Scottish headphone manufacturer RHA hasn't had much of a stateside presence, but this week marks their arrival in Apple stores, with the MA450i in-ear ($49.95) and SA950i on-ear ($59.95) set to appeal to budget-minded consumers looking to accessorize their iDevices. And appeal they may.

The in-ear MA450i, available in (of course) black and white, is very comfortable; the aluminum housings are quite tiny, and reassuringly solid in construction to boot, with beefy strain relief conveniently marked with L and R channel indicators. I'd have liked to see a right-angle plug in place of the straight one used here, and the fabric-wrapped cables seem overly prone to tangles.

But any way you look at it, for 50 bucks, with 7 pairs of ear tips included and an iOS-compatible mic/remote pod, the MA450i is really a fine deal - the question at this price point is always whether or not you're actually getting a significant improvement over the freebie earbuds (EarPods, nowadays) that shipped with your iDevice, and in this case you certainly are.

Sound quality is pretty impressive. Bass is tight and unexaggerated; midrange is what headphone aficionados would likely call "recessed," but it's refreshingly uncolored for an in-ear in this price range. The top end is a tad strident for my taste, but those looking for an affordable in-ear that offers a good amount of detail without sounding thin will want to investigate.

The little RHA offered solid performance on a wide range of tracks. The stereo effects on Peter Hammill's "The Institute of Mental Health, Burning" (from Nadir's Big Chance), with its mix of heavy guitars, processing, voices, and winds, was presented quite well here, the upper-register percussive guitar and electronics perhaps a bit forward, but a big step up from an earbud. The tone of the fretless bass on Bohannon's "Run it On Down, Mr. DJ" (from Stop & Go) was clear, and though the female vocals and snare had a bit too much of an edge, everything else sounded very nice; the organ and wah-wah-guitars sitting in the mix as they should.

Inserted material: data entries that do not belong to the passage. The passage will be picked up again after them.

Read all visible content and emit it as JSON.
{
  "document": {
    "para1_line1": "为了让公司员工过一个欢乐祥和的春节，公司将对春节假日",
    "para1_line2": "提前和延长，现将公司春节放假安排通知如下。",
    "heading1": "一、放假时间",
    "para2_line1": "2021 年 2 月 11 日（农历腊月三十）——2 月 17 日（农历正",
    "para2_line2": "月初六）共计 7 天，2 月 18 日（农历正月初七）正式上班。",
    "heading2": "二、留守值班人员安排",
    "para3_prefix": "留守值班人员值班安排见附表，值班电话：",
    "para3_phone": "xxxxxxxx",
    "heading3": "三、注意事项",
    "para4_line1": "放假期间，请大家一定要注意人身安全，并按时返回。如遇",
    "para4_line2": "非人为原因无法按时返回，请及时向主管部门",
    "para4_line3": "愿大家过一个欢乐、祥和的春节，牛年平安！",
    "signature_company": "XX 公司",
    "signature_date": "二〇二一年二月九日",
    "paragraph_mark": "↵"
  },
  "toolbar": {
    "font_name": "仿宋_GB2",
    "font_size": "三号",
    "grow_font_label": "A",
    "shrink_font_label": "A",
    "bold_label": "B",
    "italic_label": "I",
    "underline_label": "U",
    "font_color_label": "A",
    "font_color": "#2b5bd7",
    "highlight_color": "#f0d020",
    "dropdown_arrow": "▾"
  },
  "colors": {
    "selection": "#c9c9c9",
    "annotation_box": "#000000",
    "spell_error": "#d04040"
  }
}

The on-ear SA950i is a similarly attractive package. The lightweight 'phones are quite comfortable, and they look, on first inspection, a lot pricier than they are, with welcome features like a detachable cable (including, again, an iOS remote). Sonically, I don't think these offer as much bang for the buck as their in-ear siblings - low-end performance is less robust, with drums and bass lacking muscle on heavy stuff such as Meshuggah's "Pravus" (from Obzen) and hip-hop tracks like The Pharcyde's "Runnin'" (from Labcabincalifornia), and more coloration is evident in the midrange, with Radka Toneff sounding quite cardboard-tubey on "The Moon is a Harsh Mistress." The on-ear doesn't have as much top-end zing as the in-ear, though so it might be a less fatiguing 'phone in general if you like it loud.

Still, for the money RHA have done a solid job with these two phones, particularly so with the MA450i. You could do worse than give 'em a listen if you're in the accessory market after picking up your iPhone 5.